Par un mémoire en défense, enregistré le 5 novembre 2025, le préfet de la Moselle conclut au rejet de la requête.
Il soutient que les conditions d’urgence et d’utilité ne sont pas établies dès lors que la requérante s’est maintenue en situation irrégulière et n’a pas respecté les formalités prescrites pour déposer sa demande d’admission au séjour.
Vu les autres pièces du dossier.
Vu :
- le code de l’entrée et du séjour des étrangers et du droit d’asile ;
- le code de justice administrative.
Considérant ce qui suit :
1.
Mme B… épouse A…, ressortissante kosovare née le 16 juin 1990, est entrée en France le 24 septembre 2018, où elle a sollicité l’asile. Après avoir vu sa demande d’asile rejetée, Mme B… a fait l’objet d’une obligation de quitter le territoire français le 16 juillet 2019 à laquelle elle n’a pas déféré. En dernier lieu, par un courrier en date du 28 avril 2025, Mme B… a sollicité un titre de séjour sur le fondement de l’article L. 423-23 du code de l’entrée et du séjour des étrangers ou, à défaut, sur le fondement de l’article L. 435-1 du même code, en se prévalant de son mariage avec un ressortissant kosovar, en situation régulière.
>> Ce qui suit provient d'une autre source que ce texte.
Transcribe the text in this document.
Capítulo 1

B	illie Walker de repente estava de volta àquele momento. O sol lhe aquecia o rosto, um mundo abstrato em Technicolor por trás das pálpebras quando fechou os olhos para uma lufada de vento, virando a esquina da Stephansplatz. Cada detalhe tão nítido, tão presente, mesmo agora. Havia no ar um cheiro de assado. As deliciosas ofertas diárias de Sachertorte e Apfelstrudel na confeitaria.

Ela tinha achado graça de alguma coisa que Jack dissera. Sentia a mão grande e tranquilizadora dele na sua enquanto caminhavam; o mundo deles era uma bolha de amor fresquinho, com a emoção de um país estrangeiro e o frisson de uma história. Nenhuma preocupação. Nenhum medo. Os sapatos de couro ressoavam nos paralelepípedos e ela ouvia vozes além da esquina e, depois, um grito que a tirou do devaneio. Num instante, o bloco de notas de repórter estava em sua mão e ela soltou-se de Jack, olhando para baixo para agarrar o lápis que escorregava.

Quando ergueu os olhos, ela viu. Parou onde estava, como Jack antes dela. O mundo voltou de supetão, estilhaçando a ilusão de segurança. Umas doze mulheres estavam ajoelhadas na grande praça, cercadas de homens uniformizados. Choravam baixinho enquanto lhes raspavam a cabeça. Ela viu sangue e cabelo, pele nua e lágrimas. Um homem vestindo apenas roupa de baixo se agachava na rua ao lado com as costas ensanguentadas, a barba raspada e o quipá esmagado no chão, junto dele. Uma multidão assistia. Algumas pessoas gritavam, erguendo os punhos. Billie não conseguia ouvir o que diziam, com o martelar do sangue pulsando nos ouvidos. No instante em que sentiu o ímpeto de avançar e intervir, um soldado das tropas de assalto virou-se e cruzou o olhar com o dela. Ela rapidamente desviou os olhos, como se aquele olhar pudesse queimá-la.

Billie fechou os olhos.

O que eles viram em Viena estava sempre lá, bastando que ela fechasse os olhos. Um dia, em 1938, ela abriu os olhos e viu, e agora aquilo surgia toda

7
Elle a renouvelé sa demande par un courrier du 18 septembre 2025. Par la présente requête, elle demande au juge des référés d’enjoindre au préfet de la Moselle, sous astreinte de 50 euros par jour de retard, d’enregistrer sa demande de titre de séjour portant la mention « vie privée et familiale », fondée sur l’article L. 423-23 du code de l’entrée et du séjour des étrangers et du droit d’asile et de lui délivrer un récépissé lui permettant de travailler, dans un délai de quarante-huit heures à compter de la notification de l’ordonnance à intervenir. A titre subsidiaire, elle demande à ce qu’il soit enjoint au préfet de la Moselle, sous astreinte de 50 euros par jour de retard, de la convoquer en vue du dépôt et de l’enregistrement de sa demande de titre de séjour fondée sur l’article L. 435-1 du code de l’entrée et du séjour des étrangers et du droit d’asile et le cas échéant, de lui délivrer un récépissé, dans un délai de quinze jours à compter de la notification de l’ordonnance à intervenir.
2.
Aux termes de l’article L. 521-3 du code de justice administrative : « En cas d’urgence et sur simple requête qui sera recevable même en l’absence de décision administrative préalable, le juge des référés peut ordonner toutes autres mesures utiles sans faire obstacle à l’exécution d’aucune décision. ».
3.
Saisi, sur le fondement de l’article L. 521-3 du code de justice administrative, d’une demande qui n’est pas manifestement insusceptible de se rattacher à un litige relevant de la compétence du juge administratif, le juge des référés peut prescrire, à des fins conservatoires ou à titre provisoire, toutes mesures que l’urgence justifie, notamment sous forme d’injonctions adressées à l’administration, à la condition que ces mesures soient utiles et ne se heurtent à aucune contestation sérieuse et que la mesure demandée ne fasse obstacle à l’exécution d’aucune décision administrative.
4.
Aux termes de l’article L. 431-1 du code de l’entrée et du séjour des étrangers et du droit d’asile : « Les conditions dans lesquelles les demandes de titres de séjour sont déposées auprès de l’autorité administrative compétente sont fixées par voie réglementaire ». Le premier alinéa de l’article R. 431-2 du même code dispose que : « la demande d’un titre de séjour figurant sur une liste fixée par arrêté du ministre chargé de l’immigration s’effectue au moyen d’un téléservice à compter de la date fixée par le même arrêté. Les catégories de titres de séjour désignées par arrêté figurent en annexe 9 du présent code ».
5.
La demande de titre de séjour sur le fondement des articles L. 435-1 et L. 423-23 du code de l’entrée et du séjour des étrangers et du droit d’asile que Mme B… entend déposer n’est pas au nombre de celles s’effectuant au moyen du téléservice « ANEF ». En outre, le préfet de la Moselle n’a autorisé le dépôt de demandes de titre de séjour par voie postale qu’en cas d’impossibilité de dépôt sur la plateforme « Démarches simplifiées ». Or, Mme B… n’apporte aucun élément de nature à établir qu’elle aurait été dans l’impossibilité de déposer sa demande de titre de séjour sur cette plateforme. Il s’ensuit que les mesures que sollicite la requérante, telles que rappelées au point 1 de la présente ordonnance se heurtent manifestement à une contestation sérieuse.
6.
Il résulte de ce qui précède qu’il y a lieu de rejeter la requête de Mme B… en toutes ses conclusions.
ORDONNE :
Article 1er : La requête de Mme B… est rejetée.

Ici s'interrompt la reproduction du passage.